Für ausländische Staatsangehörige, die in den USA arbeiten, Investoren mit US-Einkommen und international tätige Mitarbeiter, die ihre Arbeitszeit auf mehrere Länder verteilen, besteht das größte Risiko oft darin, die Steuererklärung als der falsche Steuerzahler einzureichen. Selbst eine scheinbar vollständige Steuererklärung kann formal fehlerhaft sein, wenn der Wohnsitzstatus, die Einkommensquellen, die Quellensteuer oder die Offenlegungspflichten falsch ermittelt wurden. Genau hier setzen häufig Strafen, entgangene Vorteile aus Doppelbesteuerungsabkommen oder unnötige Steuern an.

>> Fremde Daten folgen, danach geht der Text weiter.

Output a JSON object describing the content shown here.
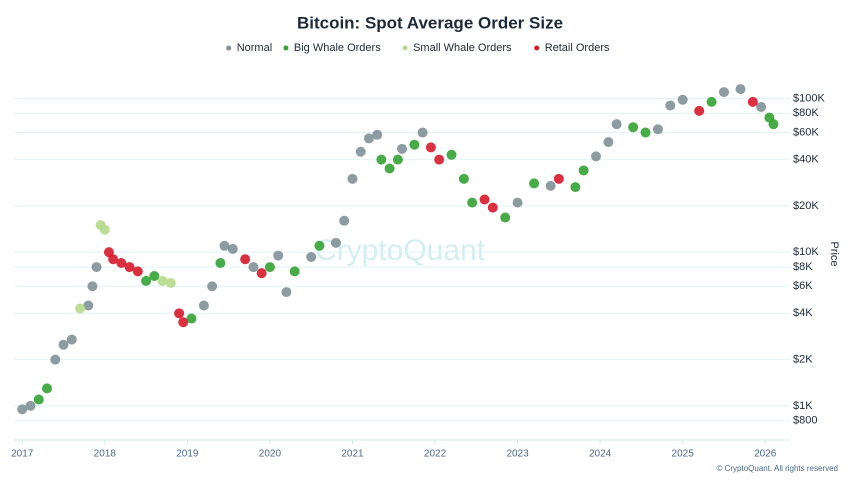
{
  "chart_data": {
    "type": "scatter",
    "title": "Bitcoin: Spot Average Order Size",
    "y_label": "Price",
    "watermark": "CryptoQuant",
    "footer": "© CryptoQuant. All rights reserved",
    "log_y": true,
    "grid": true,
    "xlim": [
      2016.9,
      2026.3
    ],
    "xticks": [
      2017,
      2018,
      2019,
      2020,
      2021,
      2022,
      2023,
      2024,
      2025,
      2026
    ],
    "ylim": [
      600,
      165000
    ],
    "yticks": [
      {
        "value": 800,
        "label": "$800"
      },
      {
        "value": 1000,
        "label": "$1K"
      },
      {
        "value": 2000,
        "label": "$2K"
      },
      {
        "value": 4000,
        "label": "$4K"
      },
      {
        "value": 6000,
        "label": "$6K"
      },
      {
        "value": 8000,
        "label": "$8K"
      },
      {
        "value": 10000,
        "label": "$10K"
      },
      {
        "value": 20000,
        "label": "$20K"
      },
      {
        "value": 40000,
        "label": "$40K"
      },
      {
        "value": 60000,
        "label": "$60K"
      },
      {
        "value": 80000,
        "label": "$80K"
      },
      {
        "value": 100000,
        "label": "$100K"
      }
    ],
    "series": [
      {
        "name": "Normal",
        "color": "#7f9197",
        "x": [
          2017.0,
          2017.1,
          2017.4,
          2017.5,
          2017.6,
          2017.8,
          2017.85,
          2017.9,
          2019.2,
          2019.3,
          2019.45,
          2019.55,
          2019.8,
          2020.1,
          2020.2,
          2020.5,
          2020.8,
          2020.9,
          2021.0,
          2021.1,
          2021.2,
          2021.3,
          2021.6,
          2021.85,
          2023.0,
          2023.4,
          2023.95,
          2024.1,
          2024.2,
          2024.7,
          2024.85,
          2025.0,
          2025.5,
          2025.7,
          2025.95
        ],
        "values": [
          950,
          1000,
          2000,
          2500,
          2700,
          4500,
          6000,
          8000,
          4500,
          6000,
          11000,
          10500,
          8000,
          9500,
          5500,
          9300,
          11500,
          16000,
          30000,
          45000,
          55000,
          58000,
          47000,
          60000,
          21000,
          27000,
          42000,
          52000,
          68000,
          63000,
          90000,
          98000,
          110000,
          115000,
          88000
        ]
      },
      {
        "name": "Big Whale Orders",
        "color": "#33a333",
        "x": [
          2017.2,
          2017.3,
          2018.5,
          2018.6,
          2019.05,
          2019.4,
          2020.0,
          2020.3,
          2020.6,
          2021.35,
          2021.45,
          2021.55,
          2021.75,
          2022.2,
          2022.35,
          2022.45,
          2022.85,
          2023.2,
          2023.7,
          2023.8,
          2024.4,
          2024.55,
          2025.35,
          2026.05,
          2026.1
        ],
        "values": [
          1100,
          1300,
          6500,
          7000,
          3700,
          8500,
          8000,
          7500,
          11000,
          40000,
          35000,
          40000,
          50000,
          43000,
          30000,
          21000,
          16800,
          28000,
          26500,
          34000,
          65000,
          60000,
          95000,
          75000,
          68000
        ]
      },
      {
        "name": "Small Whale Orders",
        "color": "#b6d98c",
        "x": [
          2017.7,
          2017.95,
          2018.0,
          2018.7,
          2018.8
        ],
        "values": [
          4300,
          15000,
          14000,
          6500,
          6300
        ]
      },
      {
        "name": "Retail Orders",
        "color": "#d61a2b",
        "x": [
          2018.05,
          2018.1,
          2018.2,
          2018.3,
          2018.4,
          2018.9,
          2018.95,
          2019.7,
          2019.9,
          2021.95,
          2022.05,
          2022.6,
          2022.7,
          2023.5,
          2025.2,
          2025.85
        ],
        "values": [
          10000,
          9000,
          8500,
          8000,
          7500,
          4000,
          3500,
          9000,
          7300,
          48000,
          40000,
          22000,
          19500,
          30000,
          83000,
          95000
        ]
      }
    ]
  }
}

Beginnen Sie mit der Facharztausbildung, bevor Sie irgendetwas anderes tun

Die erste Frage ist nicht, welche Software man verwenden sollte oder welche Abzüge gelten. Es geht vielmehr darum, ob Sie für US-Steuerzwecke tatsächlich als Nichtansässiger gelten.

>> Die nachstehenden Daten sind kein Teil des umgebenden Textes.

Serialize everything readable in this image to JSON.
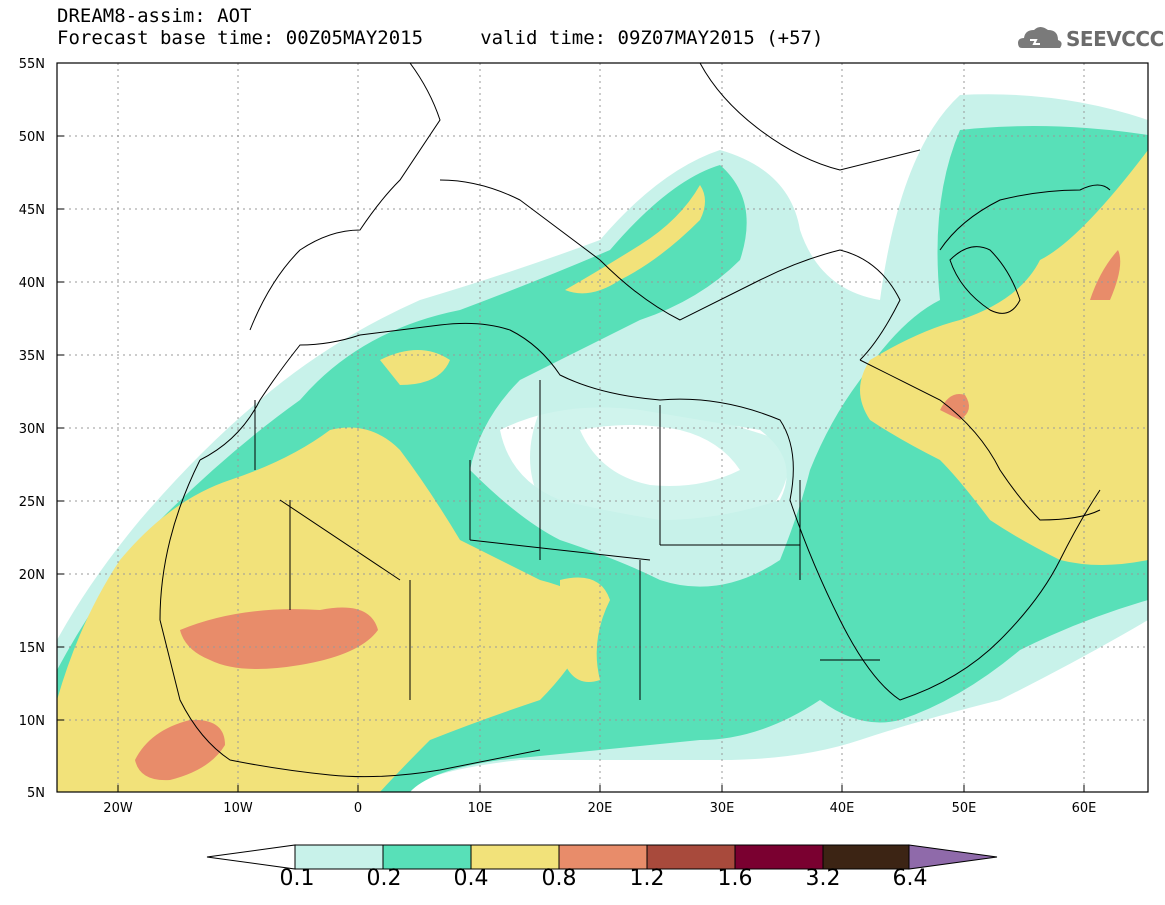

Diese Einstufung hängt in der Regel vom Kriterium des wesentlichen Aufenthalts, Visabefreiungen, dem Aufenthalt im Vorjahr und in manchen Fällen von engeren Verbindungen oder völkerrechtlichen Regelungen ab. Eine Person kann nach den Einwanderungsbestimmungen als Nichtansässiger und nach den Steuerbestimmungen als Ansässiger gelten. Diese Unterscheidung führt häufig zu Fehlern bei der Steuererklärung.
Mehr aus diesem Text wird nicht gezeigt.